This is the repository for the W3C's WICG Federated Credentials Management API.
Explainer: explainer/README.md
Work-in-progress specification: https://wicg.github.io/FedCM/
As the web has evolved there have been ongoing privacy-oriented changes (example) and underlying privacy principles. With those changes some underlying assumptions of the web are changing. One of those changes is the deprecation of third-party cookies. While overall good for the web, third-party cookie deprecation leaves holes in how some existing systems on the web were designed and deployed.
Federated Credentials Management API aims to fill the specific hole left by the removal of third-party cookies on federated login. Historically this has relied on third-party cookies or navigational redirects in order to function as they were the primitives provided by the web.
The explainer and spec provide a potential API and the rational behind how that API was designed.
Much of the FedCM specification has evolved due to the experimentation detailed in the explainer. The explainer documents give a good overview of the why of the FedCM API. Please read over the documents to understand how the current API has evolved.
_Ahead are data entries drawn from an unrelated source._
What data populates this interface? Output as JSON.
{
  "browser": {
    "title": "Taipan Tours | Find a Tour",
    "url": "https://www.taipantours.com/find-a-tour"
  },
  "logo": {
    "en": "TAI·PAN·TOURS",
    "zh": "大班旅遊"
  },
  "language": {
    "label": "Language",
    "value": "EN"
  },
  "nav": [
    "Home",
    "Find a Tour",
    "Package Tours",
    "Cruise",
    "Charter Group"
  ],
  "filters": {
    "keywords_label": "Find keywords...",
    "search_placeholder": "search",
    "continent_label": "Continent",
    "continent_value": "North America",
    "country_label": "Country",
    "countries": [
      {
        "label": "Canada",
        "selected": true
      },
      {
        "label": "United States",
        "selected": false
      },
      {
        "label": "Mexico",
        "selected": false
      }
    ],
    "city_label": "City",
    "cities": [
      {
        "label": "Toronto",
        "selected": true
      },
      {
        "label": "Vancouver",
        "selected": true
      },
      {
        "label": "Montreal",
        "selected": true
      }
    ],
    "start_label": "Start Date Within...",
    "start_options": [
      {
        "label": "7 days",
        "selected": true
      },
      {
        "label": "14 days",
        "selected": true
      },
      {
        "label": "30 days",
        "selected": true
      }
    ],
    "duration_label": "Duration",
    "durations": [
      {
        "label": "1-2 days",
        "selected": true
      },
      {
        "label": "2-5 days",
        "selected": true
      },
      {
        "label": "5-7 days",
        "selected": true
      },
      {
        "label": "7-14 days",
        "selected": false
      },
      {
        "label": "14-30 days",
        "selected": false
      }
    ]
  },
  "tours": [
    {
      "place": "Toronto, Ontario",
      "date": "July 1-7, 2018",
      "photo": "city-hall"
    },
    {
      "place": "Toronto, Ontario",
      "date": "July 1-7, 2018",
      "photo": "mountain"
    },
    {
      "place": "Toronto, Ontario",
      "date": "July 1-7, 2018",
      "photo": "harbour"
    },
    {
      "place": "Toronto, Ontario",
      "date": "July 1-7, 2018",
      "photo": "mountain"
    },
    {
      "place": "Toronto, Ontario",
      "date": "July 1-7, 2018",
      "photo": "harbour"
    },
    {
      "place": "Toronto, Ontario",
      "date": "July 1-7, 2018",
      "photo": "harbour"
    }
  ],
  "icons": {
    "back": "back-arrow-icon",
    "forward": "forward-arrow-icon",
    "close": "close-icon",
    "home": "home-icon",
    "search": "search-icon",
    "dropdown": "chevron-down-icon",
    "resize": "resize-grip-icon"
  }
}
There are several ways to contribute to the Federated Credential Management API.
-
If you're an interested party and have potential requirements, they can be submitted to the IDBrowserUseCases repository. There are also discussions ongoing in the Fed-ID CG about the various use cases.
-
If you'd like to try out the current demo of the FedCM API you can follow the HOWTO document.
-
If you're an Identity Provider, there are two sides of the implementation that will be needed and any feedback on either side is appreciated.
- The Identity Provider API describes the manifest and API needed server side.
- The Browser API describes the JavaScript interface to FedCM which will need to be utilized.
-
If you're a Relying Party (i.e. website) and would like to test the changes out we'd appreciate feedback, you'll need to do something similar to the HOWTO.md to setup a fake IDP which can serve the needed JavaScript. (Until an IDP provides first party JavaScript to work with FedCM this integration will be tricker). You can also review the demo provided by the HOWTO and take a look at the Relying Party API to see what is needed on the RP side.
This group operates under W3C's Code of Conduct Policy.